On Oct. 26, four MSHS students participated in and won the Manitou Springs annual Emma Crawford Coffin Races. The four students, Fenn Loftin (12), Logan Moore (12), Preston Rhodes (12), and Ethan Traenkle (12), participated through the school’s Key Club. Kiwanis, which is a part of a global network of clubs and members who partner with each other and with organizations, is what made it possible for the students to participate through the MSHS Key Club.
Last year, Kiwanis built a coffin for the Manitou Coffin Races and asked the MSHS Key Club for volunteers. There were only three volunteers last year because students had to be 18 to participate, but they were able to place 9th in the race. Kiwanis wanted to participate again this year with the coffin they had already, and they were able to find the total four students to volunteer around mid September. Fenn Loftin, one of the volunteers had previously already been planning on participating with family, but ultimately participated through the school.
“I wanted to do it already with my family,” Loftin said. “We were planning on trying to make a coffin this year and doing it, but never got around to it. So I was like, sure, that would be fun.”
After the participants had been found, there was very little preparation needed for the races. All that was needed was for the costumes to be picked and for the coffin to be checked. Mary Stapleton, a member of Kiwanis and the participant in the coffin, found the costumes and made sure they fit the students. Their costumes were the guards from “Alice in Wonderland”.

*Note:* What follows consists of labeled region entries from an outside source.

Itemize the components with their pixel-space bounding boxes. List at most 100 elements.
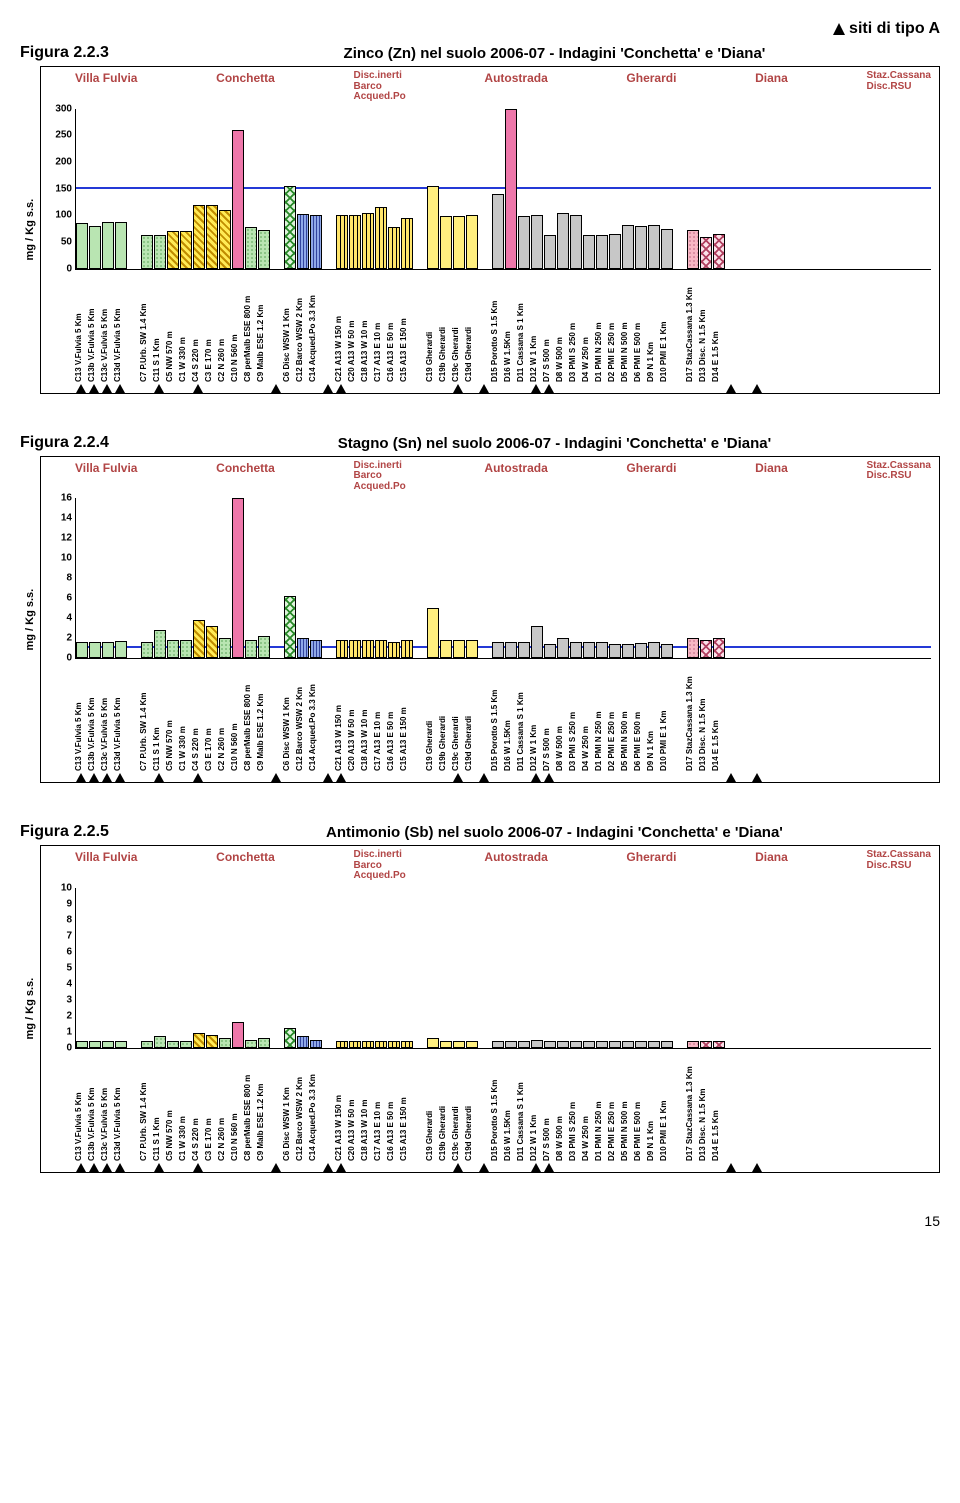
marker xyxy=(686,1163,698,1172)
marker xyxy=(751,384,763,393)
bar xyxy=(622,644,634,658)
x-label: C13b V.Fulvia 5 Km xyxy=(88,661,100,771)
bar xyxy=(648,225,660,269)
x-label: C7 P.Urb. SW 1.4 Km xyxy=(140,661,152,771)
bar xyxy=(713,234,725,269)
x-label: D5 PMI N 500 m xyxy=(621,272,633,382)
marker xyxy=(270,1163,282,1172)
bar xyxy=(427,608,439,658)
group-header: Staz.CassanaDisc.RSU xyxy=(866,71,930,103)
bar xyxy=(518,216,530,268)
bar xyxy=(375,640,387,658)
marker xyxy=(751,773,763,782)
x-label: D16 W 1.5Km xyxy=(504,1051,516,1161)
bar xyxy=(219,638,231,658)
marker xyxy=(751,1163,763,1172)
triangle-icon xyxy=(726,773,736,782)
x-label: D3 PMI S 250 m xyxy=(569,1051,581,1161)
bar-group xyxy=(141,888,270,1048)
bar xyxy=(141,1041,153,1047)
x-label: C3 E 170 m xyxy=(205,661,217,771)
x-label: C2 N 260 m xyxy=(218,272,230,382)
group-header: Staz.CassanaDisc.RSU xyxy=(866,461,930,493)
bar xyxy=(193,205,205,269)
x-label: C16 A13 E 50 m xyxy=(387,1051,399,1161)
x-label: C19b Gherardi xyxy=(439,1051,451,1161)
marker xyxy=(478,1163,490,1172)
marker xyxy=(283,773,295,782)
marker xyxy=(530,1163,542,1172)
bar-group xyxy=(492,109,673,269)
marker xyxy=(621,1163,633,1172)
x-label: C13d V.Fulvia 5 Km xyxy=(114,1051,126,1161)
marker xyxy=(452,384,464,393)
marker xyxy=(231,384,243,393)
x-label: D10 PMI E 1 Km xyxy=(660,272,672,382)
x-label: C1 W 330 m xyxy=(179,272,191,382)
marker xyxy=(88,1163,100,1172)
figure-number: Figura 2.2.4 xyxy=(20,434,109,452)
marker xyxy=(335,1163,347,1172)
bar xyxy=(89,642,101,658)
marker xyxy=(244,773,256,782)
marker xyxy=(465,384,477,393)
triangle-icon xyxy=(726,1163,736,1172)
marker xyxy=(660,773,672,782)
group-header: Villa Fulvia xyxy=(75,461,137,493)
figure-block: Figura 2.2.3 Zinco (Zn) nel suolo 2006-0… xyxy=(20,44,940,394)
marker xyxy=(192,773,204,782)
marker xyxy=(218,384,230,393)
x-label: C18 A13 W 10 m xyxy=(361,272,373,382)
marker xyxy=(387,1163,399,1172)
marker xyxy=(569,773,581,782)
bar xyxy=(713,1041,725,1047)
x-label: D3 PMI S 250 m xyxy=(569,272,581,382)
top-legend-text: siti di tipo A xyxy=(849,20,940,37)
bar xyxy=(440,1041,452,1047)
marker xyxy=(257,773,269,782)
marker xyxy=(413,384,425,393)
marker xyxy=(335,384,347,393)
triangle-icon xyxy=(336,1163,346,1172)
marker xyxy=(179,384,191,393)
group-header: Gherardi xyxy=(626,71,676,103)
marker xyxy=(517,1163,529,1172)
bar-group xyxy=(687,888,725,1048)
bar xyxy=(154,1036,166,1047)
marker xyxy=(361,1163,373,1172)
x-label: C20 A13 W 50 m xyxy=(348,661,360,771)
bar xyxy=(401,640,413,658)
bar xyxy=(583,235,595,268)
x-label: D11 Cassana S 1 Km xyxy=(517,661,529,771)
group-header: Villa Fulvia xyxy=(75,71,137,103)
triangle-icon xyxy=(726,384,736,393)
x-label: C4 S 220 m xyxy=(192,661,204,771)
y-tick: 1 xyxy=(66,1026,72,1037)
triangle-icon xyxy=(531,384,541,393)
x-label: D15 Porotto S 1.5 Km xyxy=(491,272,503,382)
figure-block: Figura 2.2.4 Stagno (Sn) nel suolo 2006-… xyxy=(20,434,940,784)
triangle-icon xyxy=(752,773,762,782)
marker xyxy=(530,773,542,782)
marker xyxy=(75,773,87,782)
bar xyxy=(635,226,647,269)
bar xyxy=(232,498,244,658)
x-label: C17 A13 E 10 m xyxy=(374,1051,386,1161)
bar xyxy=(245,227,257,269)
bar-group xyxy=(427,109,478,269)
x-label: D7 S 500 m xyxy=(543,1051,555,1161)
marker xyxy=(478,773,490,782)
marker xyxy=(309,1163,321,1172)
y-tick: 7 xyxy=(66,930,72,941)
x-label: D7 S 500 m xyxy=(543,272,555,382)
marker xyxy=(101,1163,113,1172)
x-label: C7 P.Urb. SW 1.4 Km xyxy=(140,272,152,382)
y-tick: 2 xyxy=(66,1010,72,1021)
x-label: D15 Porotto S 1.5 Km xyxy=(491,661,503,771)
bar xyxy=(102,642,114,658)
x-label: C3 E 170 m xyxy=(205,1051,217,1161)
x-label: D4 W 250 m xyxy=(582,272,594,382)
bar xyxy=(570,215,582,268)
y-tick: 5 xyxy=(66,962,72,973)
x-label: D14 E 1.5 Km xyxy=(712,272,724,382)
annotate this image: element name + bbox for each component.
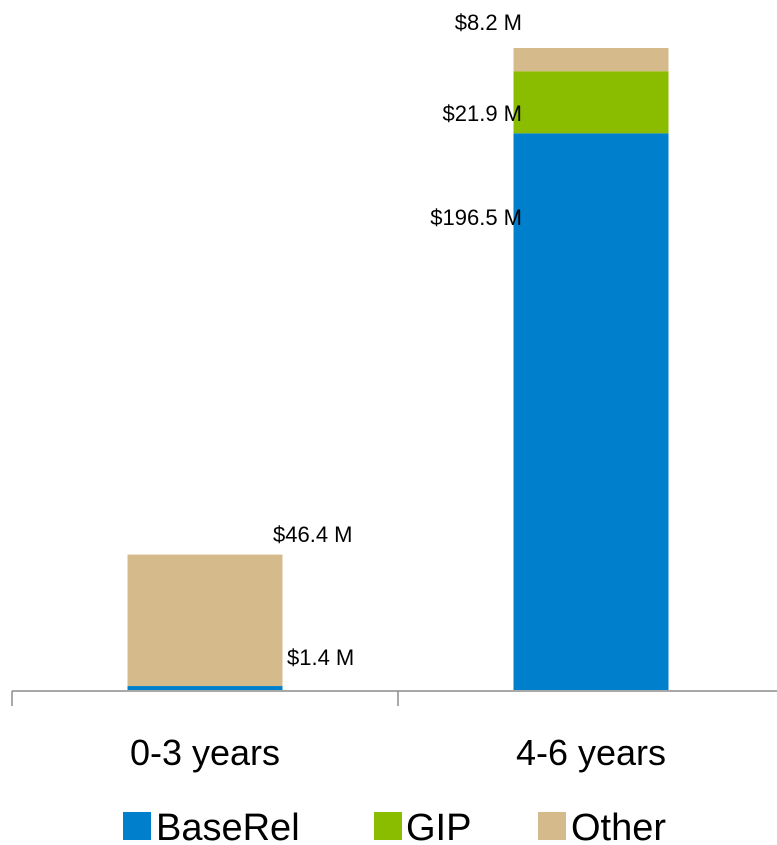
legend-label-baserel: BaseRel [156, 807, 300, 845]
data-label-baserel-0-3-years: $1.4 M [287, 645, 354, 670]
legend-label-other: Other [571, 807, 666, 845]
legend-swatch-baserel [123, 812, 151, 840]
legend-swatch-gip [374, 812, 402, 840]
data-label-baserel-4-6-years: $196.5 M [430, 205, 522, 230]
bar-other-0-3-years [127, 554, 283, 687]
bars [127, 48, 669, 690]
bar-baserel-0-3-years [127, 686, 283, 690]
legend-label-gip: GIP [406, 807, 471, 845]
legend-swatch-other [538, 812, 566, 840]
value-labels: $1.4 M $46.4 M $196.5 M $21.9 M $8.2 M [273, 10, 522, 670]
bar-baserel-4-6-years [513, 133, 669, 690]
x-tick-label-0-3-years: 0-3 years [130, 732, 280, 773]
data-label-other-4-6-years: $8.2 M [455, 10, 522, 35]
bar-gip-4-6-years [513, 71, 669, 134]
bar-other-4-6-years [513, 48, 669, 72]
data-label-other-0-3-years: $46.4 M [273, 522, 353, 547]
data-label-gip-4-6-years: $21.9 M [443, 101, 523, 126]
x-tick-label-4-6-years: 4-6 years [516, 732, 666, 773]
legend: BaseRel GIP Other [123, 807, 666, 845]
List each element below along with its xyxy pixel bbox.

“People would filter by, and they would talk about it. They all recognized our team based off their costumes, and they thought the costumes were some of the best costumes,” Mike Talbott, MSHS teacher and Key Club adviser, said. “They weren’t real Halloweenish, or scary, like some people are dressed as zombies and mummies and stuff like that.”
On the day of the Coffin Races, the students met up in Manitou at around nine thirty. They got their coffin safety checked, received their numbers, attended safety meetings, and headed down to their spot with the other contestants while they waited for the parade to begin.
“We got free Celsius, snacks and stuff from the people at the festival. And just waited there for a while,” Loftin said. “And then there was a safety meeting where one person from each team had to go over all the rules, which we already knew. You had to have three people touching the cart at all times, and then you couldn’t pass over the middle line.”
The length of the race was 195 yards, and the students’ team raced 33rd. Two teams would race at a time, however the winner of the Coffin Races is determined by the measured amount of time it takes to finish the race. The student’s time with costumes on was 27.7 seconds, which was about 14 miles per hour.
“We were just all a bit nervous because we hadn’t even run the coffin before or tested it. We just kind of all went into four spots on the coffin and were ready to go,” Loftin said. “We just started pushing pretty much full force as hard as we could, because we decided before that it wasn’t that long and we wouldn’t have to pace ourselves. So we just decided to go full force the whole time.”
The students were in first place after their race, until the “Troublemakers” tied with them at 27.7 seconds. In order to break the tie, the two teams would have to race against each other.
“ I didn’t want to race,” Lofitn said. “We thought that was it. We were all dead.”
When the two teams were supposed to race to find a winner, the “Troublemakers” never showed up. This meant that the MSHS students were the winners by default. The students then went on to race the winners of the Frozen Dead Guy Races from Estes Park. The students won this race as well with a time of 26.9 seconds.
“It was just awesome,” said Loftin. “We didn’t expect to get first.”
Talbott says that participating in and winning the Coffin Races is a great thing for MSHS students to say they have done.
“If you’re from Manitou, and you think, what are the things you would want to win that are Manitou things? This would be one of them,” Talbott said. “The marathon and the fruit cake throwing contest might be other ones, but those are things that are unique to Manitou. These four young men have won, and they can always say that no matter if they stay here for the rest of their life, or they move away. They still can come back and go, I was a champion.”
Rhodes, one of the participants, says that this was a great way for students to get involved in the community.